Преступление и наказание

Еще один прожитый день повесился на последнем солнечном луче. На небо вылез испуганный глаз луны, неуклюже прокатился по нему, пока не зацепился за макушку торчащей на горизонте вышки сотовой связи. Подергался, пытаясь высвободиться, да так и остался висеть безвольным пятном желтой ткани. Любопытные звезды недоуменно таращились на это зрелище.
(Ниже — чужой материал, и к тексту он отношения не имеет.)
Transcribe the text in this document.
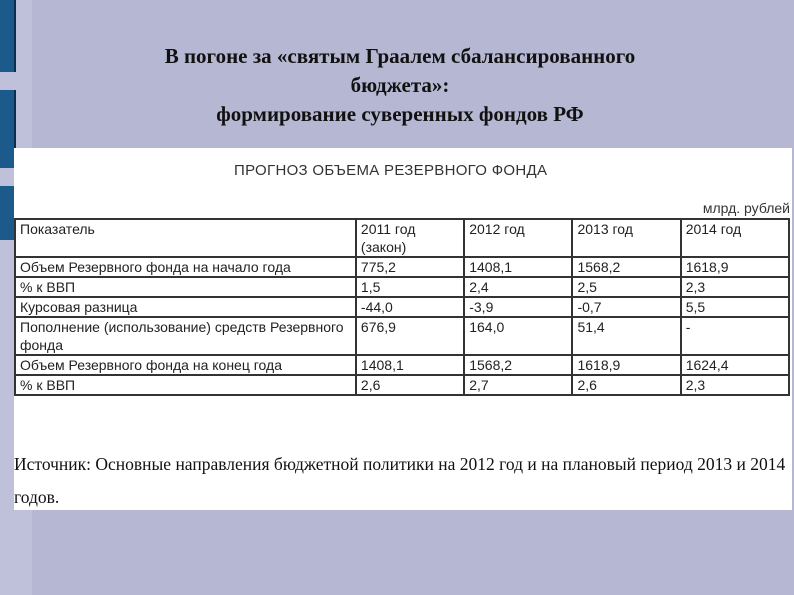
В погоне за «святым Граалем сбалансированного
бюджета»:
формирование суверенных фондов РФ
ПРОГНОЗ ОБЪЕМА РЕЗЕРВНОГО ФОНДА
млрд. рублей
Показатель	2011 год (закон)	2012 год	2013 год	2014 год
Объем Резервного фонда на начало года	775,2	1408,1	1568,2	1618,9
% к ВВП	1,5	2,4	2,5	2,3
Курсовая разница	-44,0	-3,9	-0,7	5,5
Пополнение (использование) средств Резервного фонда	676,9	164,0	51,4	-
Объем Резервного фонда на конец года	1408,1	1568,2	1618,9	1624,4
% к ВВП	2,6	2,7	2,6	2,3
Источник: Основные направления бюджетной политики на 2012 год и на плановый период 2013 и 2014 годов.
Григорьич подкинул в костер сушняка и придвинулся поближе. Влажные языки тумана наплывали из ложбинок, один из них, самый смелый, уже почти было лизнул спину Григорьича, собирался забраться за воротник. Но, испуганный ярким всполохом костра, он отполз па почтительное расстояние, что-то прошипел и затаился под кроной стоящей у самой воды плакучей ивы.

Нарушенный запрет

Как это часто бывает в такие минуты, в голову Григорьича стали закрадываться непонятные, какие-то суеверные страхи, ощущение которых словами не передашь, но их присутствие чувствуешь нутром и даже кожей. Да что ему, Григорьичу, разменявшему пятый десяток и немало повидавшему и жизни, можно бояться? Что он еще не видел или не знал? Григорьич встал от костра, нарочито весело огляделся. Огонь костра освещал строимые истки росших у озера молодых кленов, которые в наступившей темноте, казалось, тоже улыбались Григорьичу, но как-то не по-доброму.
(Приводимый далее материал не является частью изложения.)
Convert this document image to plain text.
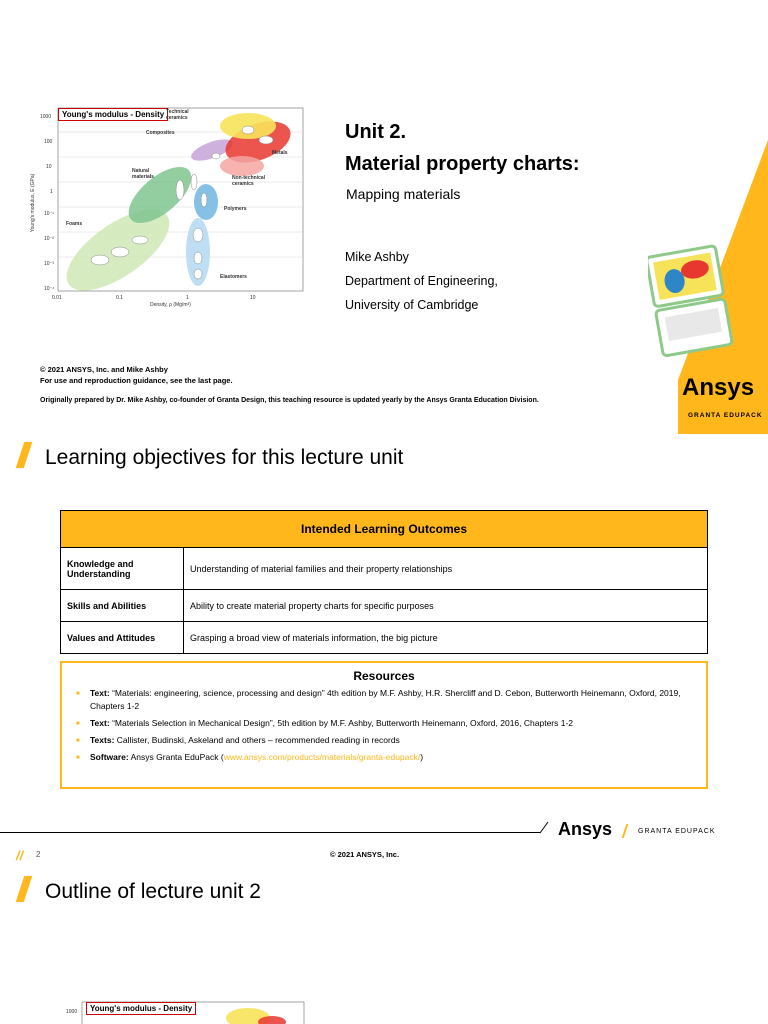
Young's modulus - Density
Young's modulus, E (GPa)
Density, ρ (Mg/m³)
1000
100
10
1
10⁻¹
10⁻²
10⁻³
10⁻⁴
0.01	0.1	1	10
Technical ceramics
Composites
Natural materials
Foams
Metals
Non-technical ceramics
Polymers
Elastomers
Unit 2.
Material property charts:
Mapping materials
Mike Ashby
Department of Engineering,
University of Cambridge
© 2021 ANSYS, Inc. and Mike Ashby
For use and reproduction guidance, see the last page.
Originally prepared by Dr. Mike Ashby, co-founder of Granta Design, this teaching resource is updated yearly by the Ansys Granta Education Division.	Ansys
GRANTA EDUPACK
Learning objectives for this lecture unit
Intended Learning Outcomes	
Knowledge and Understanding	Understanding of material families and their property relationships
Skills and Abilities	Ability to create material property charts for specific purposes
Values and Attitudes	Grasping a broad view of materials information, the big picture
Resources
■ Text: “Materials: engineering, science, processing and design” 4th edition by M.F. Ashby, H.R. Shercliff and D. Cebon, Butterworth Heinemann, Oxford, 2019, Chapters 1-2
■ Text: “Materials Selection in Mechanical Design”, 5th edition by M.F. Ashby, Butterworth Heinemann, Oxford, 2016, Chapters 1-2
■ Texts: Callister, Budinski, Askeland and others – recommended reading in records
■ Software: Ansys Granta EduPack (www.ansys.com/products/materials/granta-edupack/)
Ansys	GRANTA EDUPACK
// 2	© 2021 ANSYS, Inc.
Outline of lecture unit 2
Young's modulus - Density
1000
— Чушь, глупости и самовнушение! — громко проговорил он сам себе. Где-то в кронах деревьев ухнула проснувшаяся сова, да так, что от неожиданности сердце у Григорьича провалилось тяжелым камнем в желудок. Он опять присел к костру, накидал в него еще больше сухих веток, потом достал из рюкзака походную фляжку и граненый стакан, налил его до краев, поднес к губам, шумно выдохнул:

— Ну, за рыбалку!

Еще засветло Григорьич расставил на своей латаной одноместной надувнушке два десятка сетей, и теперь, как заправский паук, ожидал, когда же в его паутину набьется побольше мух, чтобы разом насосаться живительных соков и завалиться спать в глухую каморку. Пойменное озеро, которое вдоль и поперек опутал сетями Григорьич, было небольшим по размеру, но в поселке считалось самым рыбным озером в округе, потому что, неизвестно по какой причине, именно в него в разлив заходило больше всего рыбы. Бракуш, любивших поставить сетку-китайку да урвать на халяву пару-тройку килограммов рыбы, у Григорьича в поселке хватало.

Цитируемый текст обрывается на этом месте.